Wednesday, June 28, 2006

In the Hands of Mr. Sandman

Yesterday I found myself in the difficult position of choosing between intense pain and intense nausea. What a choice!

My colonoscopy 3 years ago in a doctor’s office was under "twilight" sedation, which most people find masks all sensation during the procedure. In my case, however, I screamed out in pain repeatedly. This time I was in a hospital so I could be knocked out completely.

In my intake interview at Sibley Hospital yesterday, I just happened to casually mention that I didn’t want morphine or any other narcotic during my procedure, remembering all too well the severe nausea I had experienced after my two thyroid surgeries. I never thought these drugs would be necessary for a non-surgical procedure that doesn’t leave you in pain. The nurse raised her eyebrows and said, "You’ll need to discuss this with the anaesthesiologist."

Here’s how my conversation went with the anaesthesiologist, Mr. Sandman we’ll call him, as he did his obligatory pre-op discussion of drugs with me:

Sandman: I see you don’t want any narcotics.

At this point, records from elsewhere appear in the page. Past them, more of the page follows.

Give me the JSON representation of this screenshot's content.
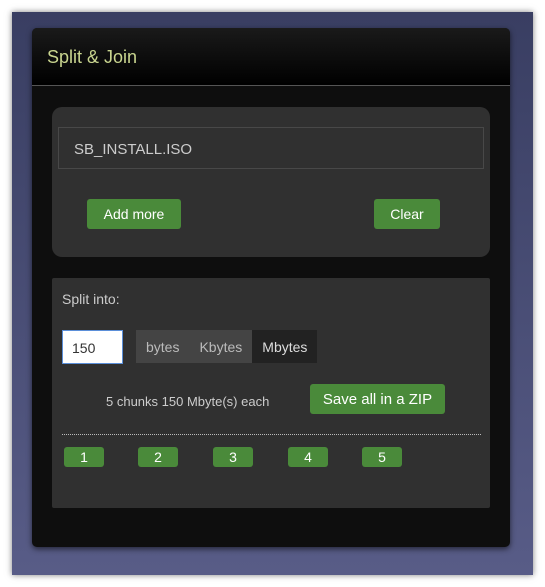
{
  "app": {
    "title": "Split & Join"
  },
  "files": {
    "items": [
      "SB_INSTALL.ISO"
    ],
    "add_more": "Add more",
    "clear": "Clear"
  },
  "split": {
    "label": "Split into:",
    "value": "150",
    "units": [
      "bytes",
      "Kbytes",
      "Mbytes"
    ],
    "selected_unit": "Mbytes",
    "summary": "5 chunks 150 Mbyte(s) each",
    "save_zip": "Save all in a ZIP",
    "chunks": [
      "1",
      "2",
      "3",
      "4",
      "5"
    ]
  },
  "colors": {
    "accent": "#4a8a3a",
    "title": "#c9d58f"
  }
}
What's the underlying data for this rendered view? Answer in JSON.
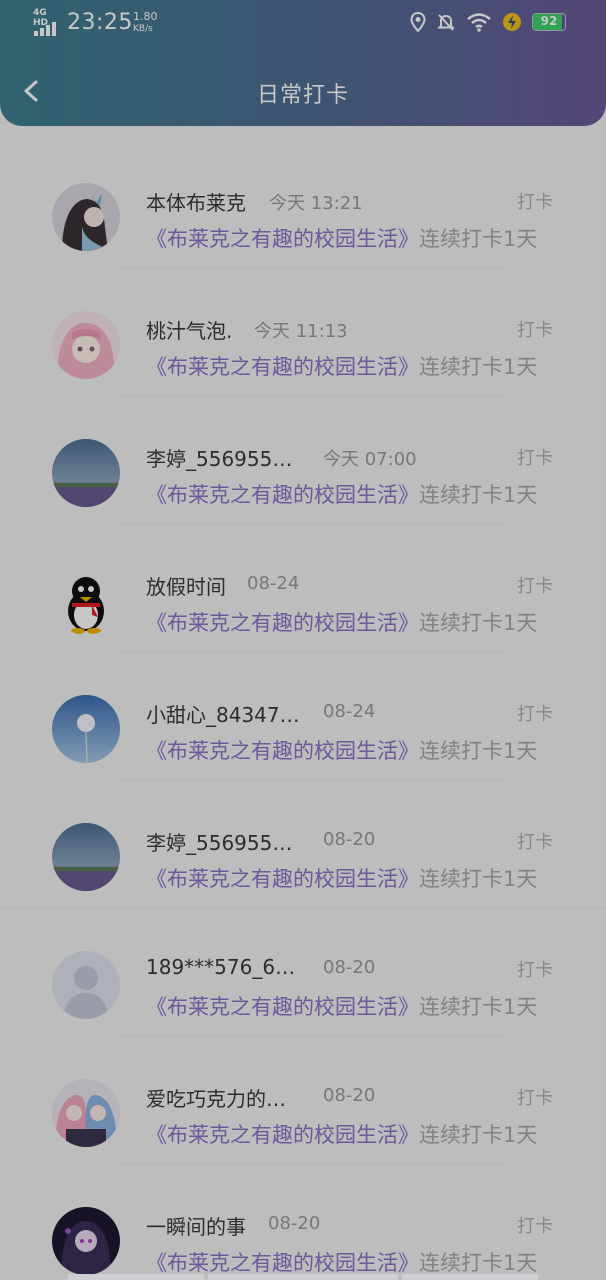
{
  "status_bar": {
    "network": "4G HD",
    "time": "23:25",
    "speed_value": "1.80",
    "speed_unit": "KB/s",
    "battery": "92",
    "icons": [
      "location-icon",
      "bell-off-icon",
      "wifi-icon",
      "charging-icon"
    ]
  },
  "header": {
    "title": "日常打卡",
    "back_icon": "chevron-left-icon"
  },
  "colors": {
    "header_start": "#3f7f8f",
    "header_end": "#6a5a98",
    "book_link": "#8b72c4",
    "muted_text": "#a8a8a8"
  },
  "records": [
    {
      "name": "本体布莱克",
      "time": "今天 13:21",
      "action": "打卡",
      "book": "《布莱克之有趣的校园生活》",
      "streak": "连续打卡1天",
      "avatar": "anime-avatar"
    },
    {
      "name": "桃汁气泡.",
      "time": "今天 11:13",
      "action": "打卡",
      "book": "《布莱克之有趣的校园生活》",
      "streak": "连续打卡1天",
      "avatar": "pink-anime-avatar"
    },
    {
      "name": "李婷_556955…",
      "time": "今天 07:00",
      "action": "打卡",
      "book": "《布莱克之有趣的校园生活》",
      "streak": "连续打卡1天",
      "avatar": "landscape-avatar"
    },
    {
      "name": "放假时间",
      "time": "08-24",
      "action": "打卡",
      "book": "《布莱克之有趣的校园生活》",
      "streak": "连续打卡1天",
      "avatar": "penguin-avatar"
    },
    {
      "name": "小甜心_84347…",
      "time": "08-24",
      "action": "打卡",
      "book": "《布莱克之有趣的校园生活》",
      "streak": "连续打卡1天",
      "avatar": "dandelion-avatar"
    },
    {
      "name": "李婷_556955…",
      "time": "08-20",
      "action": "打卡",
      "book": "《布莱克之有趣的校园生活》",
      "streak": "连续打卡1天",
      "avatar": "landscape-avatar"
    },
    {
      "name": "189***576_6…",
      "time": "08-20",
      "action": "打卡",
      "book": "《布莱克之有趣的校园生活》",
      "streak": "连续打卡1天",
      "avatar": "default-user-avatar"
    },
    {
      "name": "爱吃巧克力的…",
      "time": "08-20",
      "action": "打卡",
      "book": "《布莱克之有趣的校园生活》",
      "streak": "连续打卡1天",
      "avatar": "twins-anime-avatar"
    },
    {
      "name": "一瞬间的事",
      "time": "08-20",
      "action": "打卡",
      "book": "《布莱克之有趣的校园生活》",
      "streak": "连续打卡1天",
      "avatar": "dark-anime-avatar"
    }
  ]
}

That’s what we use to control the pain during the procedure.

Me: I came to this hospital to avoid the pain I experienced the last time, never realizing that you would need to give me narcotics to do this.

Sandman: I could just wait until I see you are obviously in pain before giving the narcotics.

Me: NO, absolutely not. This time I want no memory of pain, so just give me whatever it takes to make that possible and I’ll retch afterwards if necessary.

After I woke up an hour later, I realized that I was much more lucid that with the "twilight" drugs, I had absolutely no memory of the previous hour (good, bad, or otherwise), and I had no sensation of nausea. When Mr. Sandman walked by, I asked him what actually had happened. He said he used NO narcotics, only Propofal and Zofran. I had him write these down for future reference on the page that showed pics of my colon in living color (what a sourvenir).

Thank you, Mr. Sandman! It was a sleep with no nightmares during or afterwards...

5 Comments:

Anonymous Anonymous said...

Sandman? Just a little racist, aren't we?

6:57 PM  
Anonymous Anonymous said...

I was not planning on commenting, but could not let the prior statement pass. You are either quite young, or have not been in this country for long. MR. SANDMAN was a big musical hit in "the days of yore", and brings back fond memories of teen-age crushes. You might wish to look it up. There is enough ill will in this world without some uninformed statement creating more.

8:57 PM  
Blogger Barbara said...

Thank you, Pearl! It was exactly the song "Mr. Sandman, bring me a dream..." that prompted my title. BTW, my anaesthesiologist was quite white, although it would not have mattered in the least to me as long as he knew what he was doing!

9:14 PM  
Blogger Melissa said...

Well, you know you've made the full complete circle as a blogger when some anon pops up with some ridiculous comment and not only won't attach their name to it, but they accuse you of something based on something they obviously didn't read. Sandman. The nursery rhyme / song. And I thought double digit IQ'ed anons were only over on my blog.

People gotta try to ruin everything good don't they?

10:02 PM  
Blogger Barbara said...

Velvet -- If I were you, I would know exactly how to identify my anon. But then, should I really care?